دهمین همایش تحقیقات چشم پزشکی و علوم بینایی ایران

Evaluation of MicroRNA-200B polymorphisms association with sight-threatening diabetic retinopathy

Niloofar Zal¹ , Fatemeh Suri¹ *, Afrooz Moghadasi¹ , Hamid Ahmadieh¹ , Sare Safi² , Maryam Eslami³ , Sahba Fekri⁴ , Majd Hejazi⁴

Ophthalmic Research Center, Research Institute for Ophthalmology and Vision Science, Shahid Beheshti University of Medical Sciences, Tehran, Iran.
Ophthalmic Epidemiology Research Center, Research Institute for Ophthalmology and Vision Science, Shahid Beheshti University of Medical Sciences, Tehran, Iran.
Applied Biotechnology Research Center, Tehran Medical Sciences, Islamic Azad University, Tehran, Iran.
Ophthalmic Research Center, Labbafinejad Medical Center, Shahid Beheshti University of Medical Sciences, Tehran, Iran.

Abstract: Diabetic retinopathy (DR) is a common sight threatening microvascular complication of diabetes mellitus (DM).
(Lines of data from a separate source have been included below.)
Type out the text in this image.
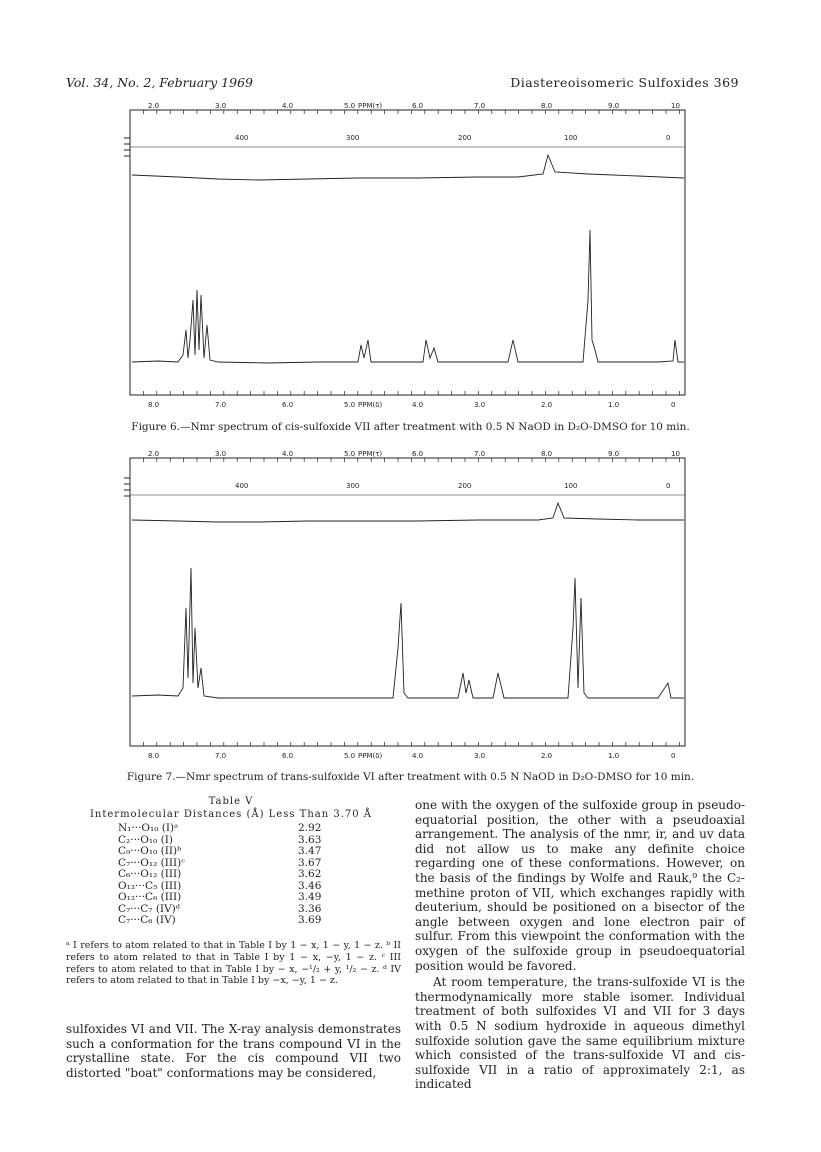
Vol. 34, No. 2, February 1969	Diastereoisomeric Sulfoxides 369
2.0	3.0	4.0	5.0 PPM(τ)	6.0	7.0	8.0	9.0	10
400	300	200	100	0
8.0	7.0	6.0	5.0 PPM(δ)	4.0	3.0	2.0	1.0	0
Figure 6.—Nmr spectrum of cis-sulfoxide VII after treatment with 0.5 N NaOD in D₂O-DMSO for 10 min.
2.0	3.0	4.0	5.0 PPM(τ)	6.0	7.0	8.0	9.0	10
400	300	200	100	0
8.0	7.0	6.0	5.0 PPM(δ)	4.0	3.0	2.0	1.0	0
Figure 7.—Nmr spectrum of trans-sulfoxide VI after treatment with 0.5 N NaOD in D₂O-DMSO for 10 min.
Table V
Intermolecular Distances (Å) Less Than 3.70 Å
N₁···O₁₀ (I)ᵃ	2.92
C₂···O₁₀ (I)	3.63
C₉···O₁₀ (II)ᵇ	3.47
C₇···O₁₂ (III)ᶜ	3.67
C₆···O₁₂ (III)	3.62
O₁₂···C₅ (III)	3.46
O₁₂···C₆ (III)	3.49
C₇···C₇ (IV)ᵈ	3.36
C₇···C₆ (IV)	3.69
ᵃ I refers to atom related to that in Table I by 1 − x, 1 − y, 1 − z. ᵇ II refers to atom related to that in Table I by 1 − x, −y, 1 − z. ᶜ III refers to atom related to that in Table I by − x, −¹/₂ + y, ¹/₂ − z. ᵈ IV refers to atom related to that in Table I by −x, −y, 1 − z.

sulfoxides VI and VII. The X-ray analysis demonstrates such a conformation for the trans compound VI in the crystalline state. For the cis compound VII two distorted "boat" conformations may be considered,

one with the oxygen of the sulfoxide group in pseudo-equatorial position, the other with a pseudoaxial arrangement. The analysis of the nmr, ir, and uv data did not allow us to make any definite choice regarding one of these conformations. However, on the basis of the findings by Wolfe and Rauk,⁹ the C₂-methine proton of VII, which exchanges rapidly with deuterium, should be positioned on a bisector of the angle between oxygen and lone electron pair of sulfur. From this viewpoint the conformation with the oxygen of the sulfoxide group in pseudoequatorial position would be favored.

At room temperature, the trans-sulfoxide VI is the thermodynamically more stable isomer. Individual treatment of both sulfoxides VI and VII for 3 days with 0.5 N sodium hydroxide in aqueous dimethyl sulfoxide solution gave the same equilibrium mixture which consisted of the trans-sulfoxide VI and cis-sulfoxide VII in a ratio of approximately 2:1, as indicated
The most important identified factor in pathogenesis of proliferative DR (PDR) is vascular endothelial growth factor (VEGF). The identification of increased intraocular VEGF in PDR has led to an encouraging outlook in the treatment of neovascularisation in patients with PDR via anti-VEGF therapies. miRNA-200b is a small non-coding RNA considered to affect on the development of DR by targeting and alleviating VEGF gene function. Assosiation of two genetic variants in MicroRNA-146A and MicroRNA-126 genes, both targeting VEGF, with sight-threatening DR (STDR) have been reported in previous studies. For the first time, association of MIR-200B gene polymorphisms with STDR was evaluated in this study.

Methods: Blood samples were collected from 141 diabeties patients including 77 cases with STDR and 64 controls. Genomic DNA was extracted from peripheral blood leukocytes using salting out protocol. The pri-miR-200B encoding gene obtained from the DNAs of all participants was amplified using polymerase chain reaction and subsequently sequenced by the Sanger method. The sequences were compared to reference sequence in order to identify sequence variations. The potential effects of a single variation observed on RNA structure was predicted using mFold, RNA Fold and Kine Fold softwares.
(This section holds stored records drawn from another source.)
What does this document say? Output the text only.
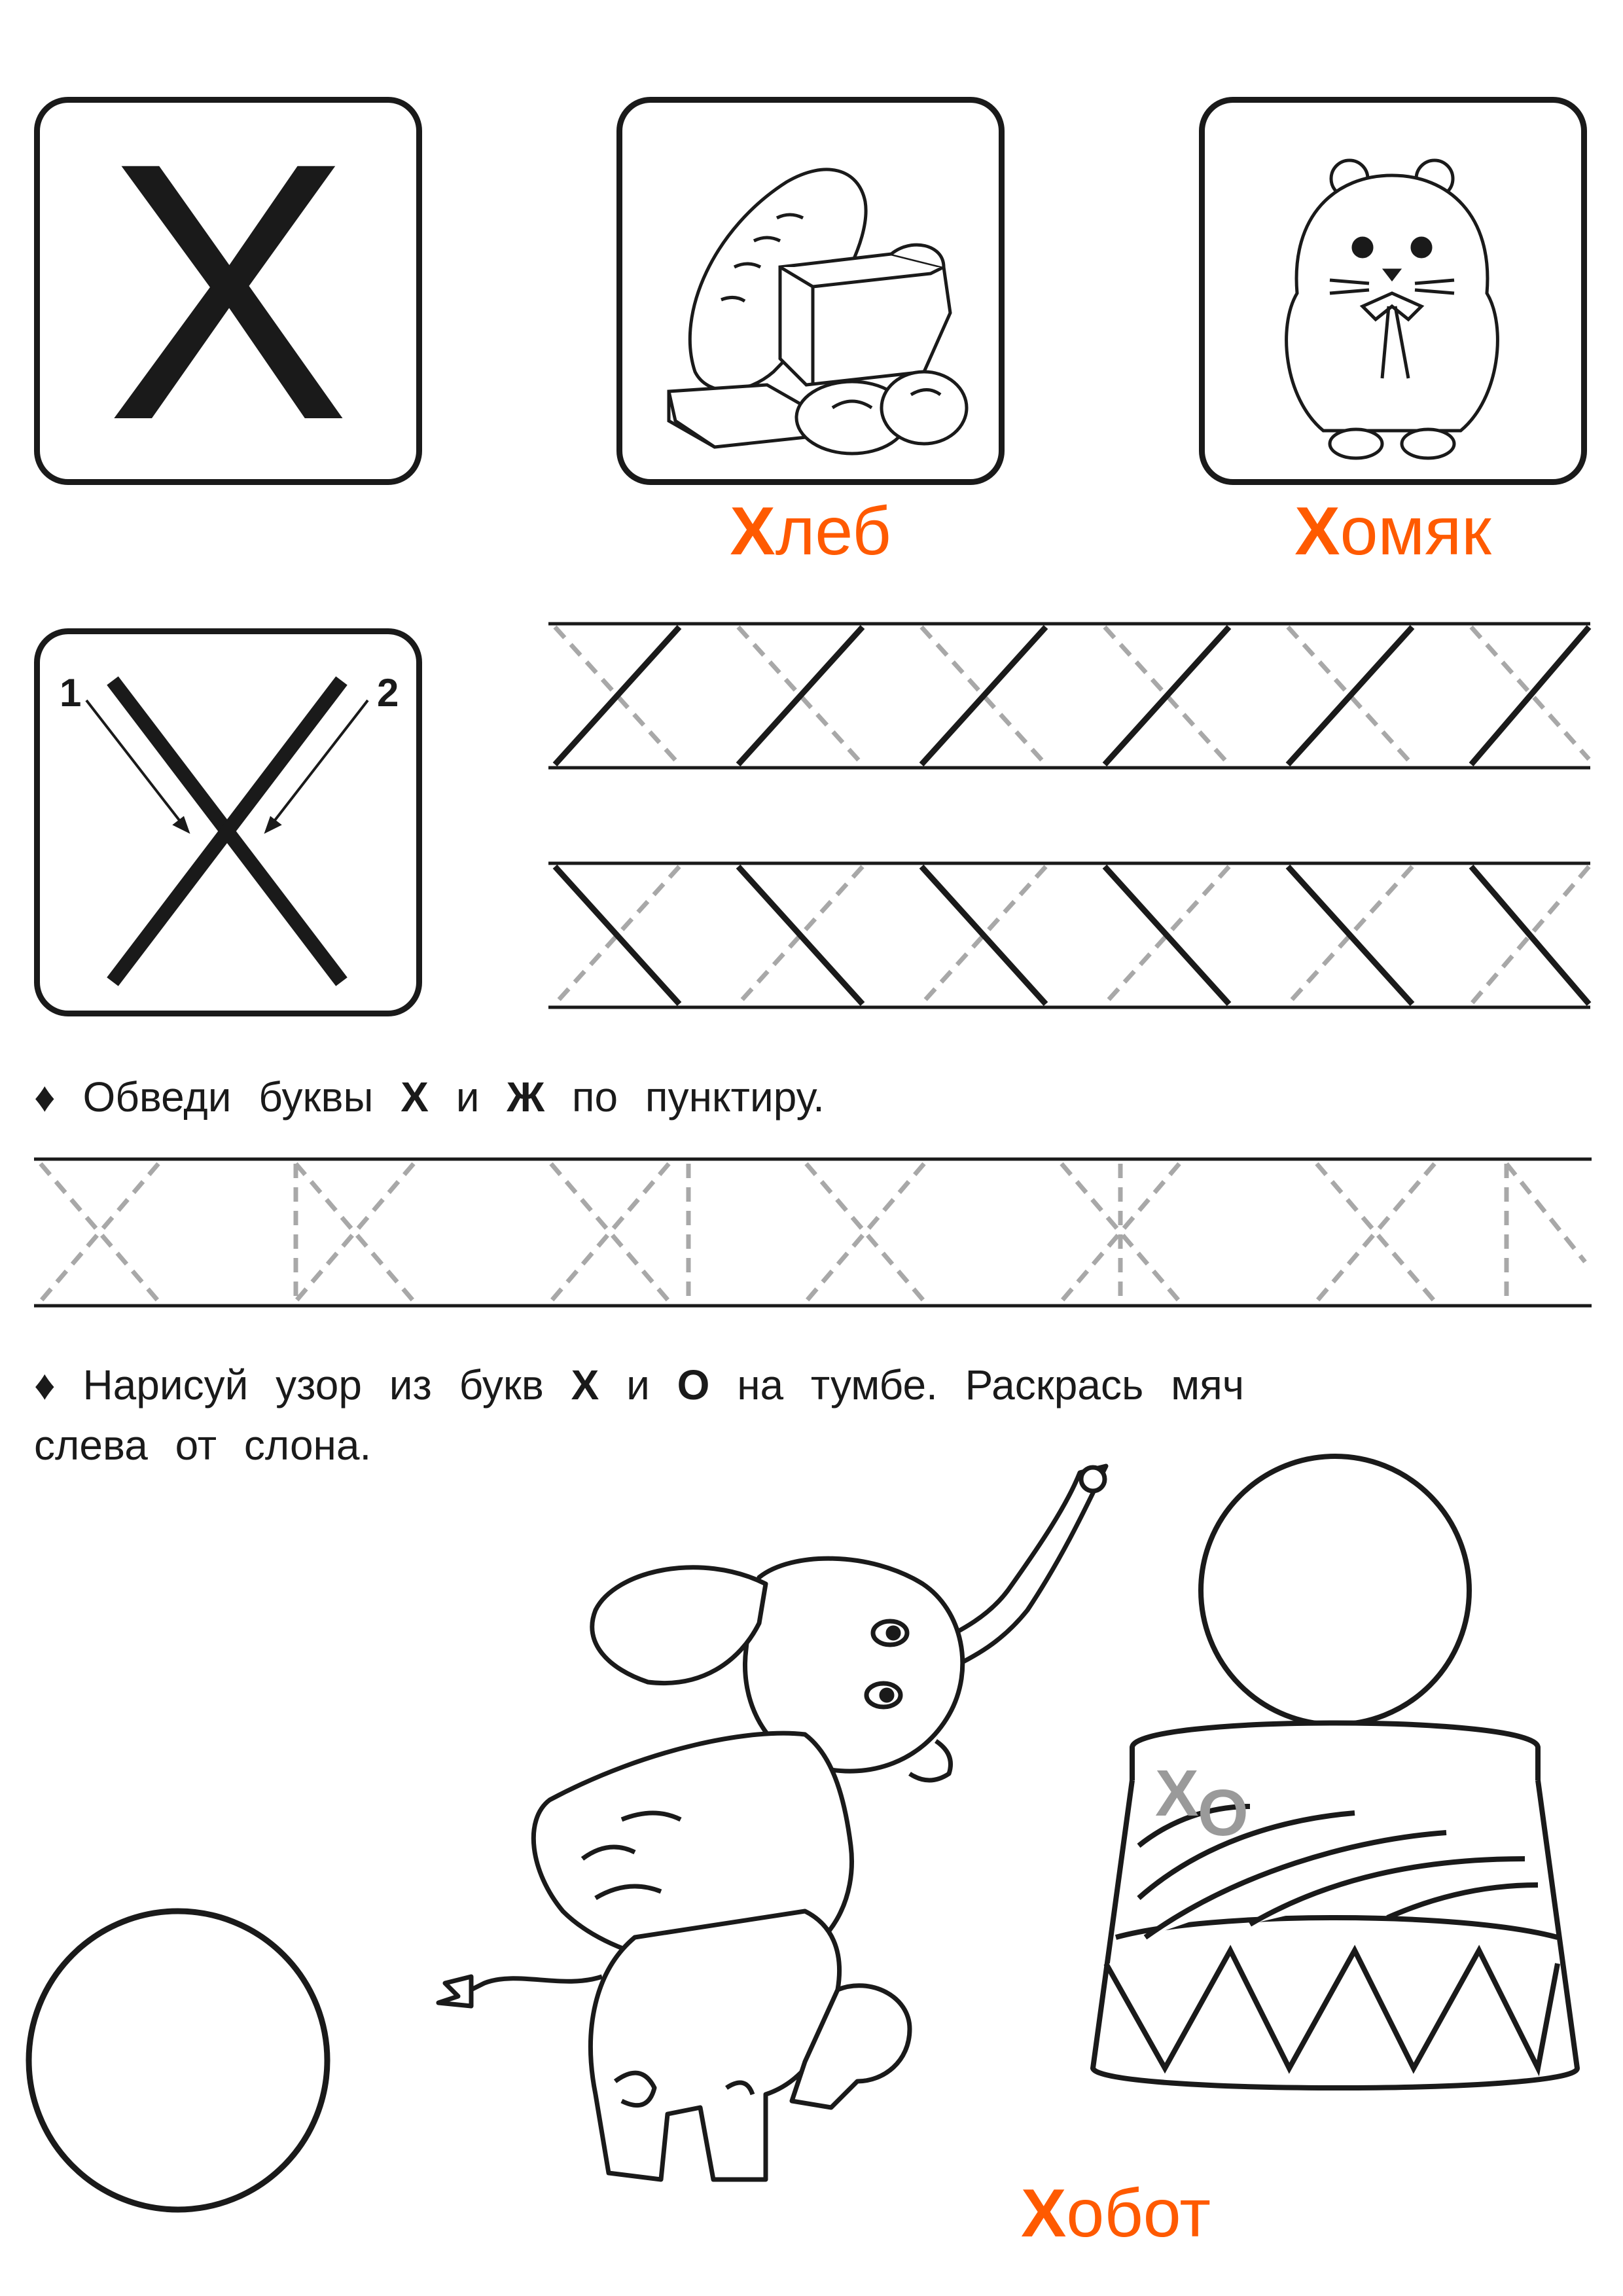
Х
Хлеб	Хомяк
1	2
♦ Обведи буквы Х и Ж по пунктиру.
♦ Нарисуй узор из букв Х и О на тумбе. Раскрась мяч
слева от слона.
Х
О
Хобот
Results: Two genetic variations including g.1167277C> T and g1167183G> A (NC_000001.11; GRCH38.p12) were identified, both with more frequency in the case group. However, statistical analysis of the data did not show a significant difference between the control and case groups (P> 0.05). Bioinformatics analysis indicates the effect of both variants on the stability and hairpin structures of the predicted miRNA secondary structure.
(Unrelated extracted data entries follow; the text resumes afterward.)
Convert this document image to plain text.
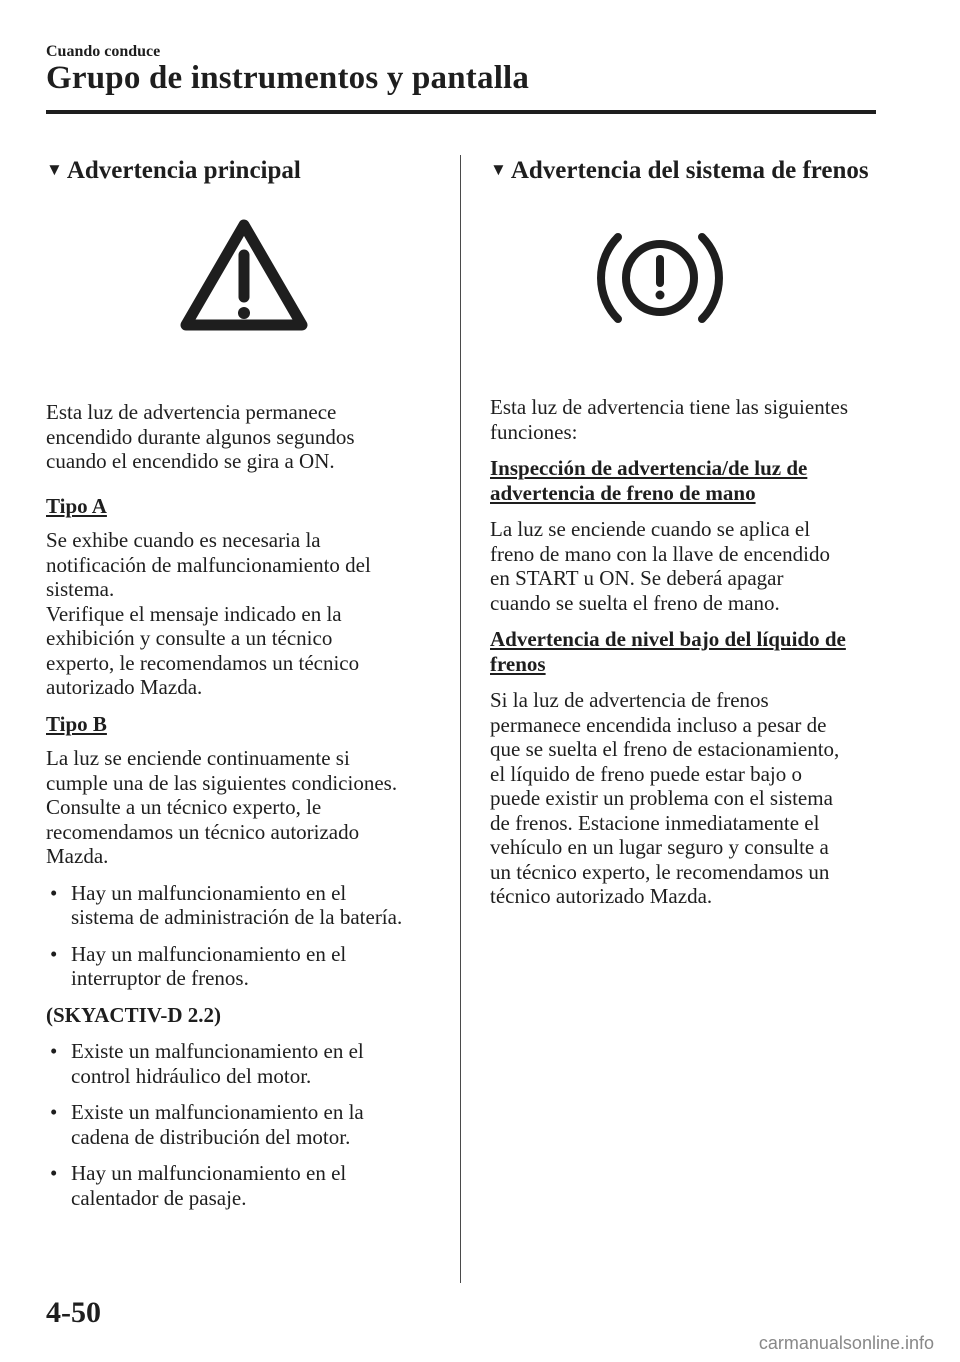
Cuando conduce
Grupo de instrumentos y pantalla
▼ Advertencia principal

Esta luz de advertencia permanece

encendido durante algunos segundos

cuando el encendido se gira a ON.

Tipo A

Se exhibe cuando es necesaria la

notificación de malfuncionamiento del

sistema.

Verifique el mensaje indicado en la

exhibición y consulte a un técnico

experto, le recomendamos un técnico

autorizado Mazda.

Tipo B

La luz se enciende continuamente si

cumple una de las siguientes condiciones.

Consulte a un técnico experto, le

recomendamos un técnico autorizado

Mazda.

• Hay un malfuncionamiento en el
sistema de administración de la batería.
• Hay un malfuncionamiento en el
interruptor de frenos.

(SKYACTIV-D 2.2)

• Existe un malfuncionamiento en el
control hidráulico del motor.
• Existe un malfuncionamiento en la
cadena de distribución del motor.
• Hay un malfuncionamiento en el
calentador de pasaje.
▼ Advertencia del sistema de frenos

Esta luz de advertencia tiene las siguientes

funciones:

Inspección de advertencia/de luz de

advertencia de freno de mano

La luz se enciende cuando se aplica el

freno de mano con la llave de encendido

en START u ON. Se deberá apagar

cuando se suelta el freno de mano.

Advertencia de nivel bajo del líquido de

frenos

Si la luz de advertencia de frenos

permanece encendida incluso a pesar de

que se suelta el freno de estacionamiento,

el líquido de freno puede estar bajo o

puede existir un problema con el sistema

de frenos. Estacione inmediatamente el

vehículo en un lugar seguro y consulte a

un técnico experto, le recomendamos un

técnico autorizado Mazda.

4-50
carmanualsonline.info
Conclusion: The identified genetic variants may alter the function of miRNA-200b. Both variants were observed in the case group with higher frequency than the control group. Failure to obtain a significant p-value may be due to the limited sample size and complication of classifications of the diabetic patients because of the multi-factorial status of the disease. Increasing awareness of the genes involved in the pathogenesis of DR will lead to future treatment strategies.